Studies show that cleaning room or desk is not just something your mom used to tell you to annoy you.
Marie Kondo has become somewhat of a cultural phenomenon for introducing the world to the art of decluttering your physical space. Studies show that cleaning room or desk is not just something your mom used to tell you to annoy you. Turns out, removing clutter from our physical spaces and lives, has been proven to help increase concentration and lower potential risk of stress.
Similarly, the set up of your phone’s homescreen has a similar effect on the mind.
Unlock up our phones between 50 and 100 times a day, our home screen is the first thing we’ll always end up on. Imagine walking in a messy room 100x times a day. That’d be a nightmare. Typically, homescreens will be just this one big messy pile of apps. It usually has a lot of unnecessary apps and potential time-wasters that should not be one finger tap away.

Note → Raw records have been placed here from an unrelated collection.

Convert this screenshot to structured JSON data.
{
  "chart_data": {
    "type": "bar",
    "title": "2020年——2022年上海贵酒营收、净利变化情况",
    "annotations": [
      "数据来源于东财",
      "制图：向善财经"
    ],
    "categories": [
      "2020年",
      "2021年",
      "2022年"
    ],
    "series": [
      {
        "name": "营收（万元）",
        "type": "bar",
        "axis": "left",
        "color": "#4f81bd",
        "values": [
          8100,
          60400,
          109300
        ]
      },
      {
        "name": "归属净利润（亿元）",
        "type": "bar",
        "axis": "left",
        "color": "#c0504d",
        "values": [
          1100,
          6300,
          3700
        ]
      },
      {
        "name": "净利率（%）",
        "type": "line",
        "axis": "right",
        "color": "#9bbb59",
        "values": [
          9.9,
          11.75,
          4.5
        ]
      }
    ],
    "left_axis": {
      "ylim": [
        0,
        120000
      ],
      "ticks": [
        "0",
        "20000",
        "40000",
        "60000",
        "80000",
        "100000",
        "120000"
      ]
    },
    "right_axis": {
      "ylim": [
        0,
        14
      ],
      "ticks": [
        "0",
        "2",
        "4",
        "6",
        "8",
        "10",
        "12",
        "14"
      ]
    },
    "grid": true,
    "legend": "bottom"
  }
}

Instead, we propose a more minimalistic way and deliberately which specific apps you should be able to access immediately.Here’s a few things that we suggest, pick & choose as you please.
1. Tools not feeds:
Keep the so-called ‘in & out’ apps which you use for a specific task or purpose and after which you go out of the app. Move all the apps with a scrollable feed to a second or even third page on your phone. Try to really be picky with the apps you keep on the homescreen.
2. Bundle in folders:
All the other apps on your second / third screen should be organised in folders. This does not only looks much tidier, the more ‘opaque’ folders also reduce the visual stimulation from all those shiny app icons. We also recommend using the pull down search function, which is more intentional than relying on that swipe muscle memory.
3. Do a background check:
Pick a soothing image for your background. There’s a some great very minimalist free wallpapers or choose a picture of a recent nature scene on holiday for example.
In the digital age we are being bombarded with constant information & stimuli.
The art of decluttering on & off screen, does show that indeed less, is more.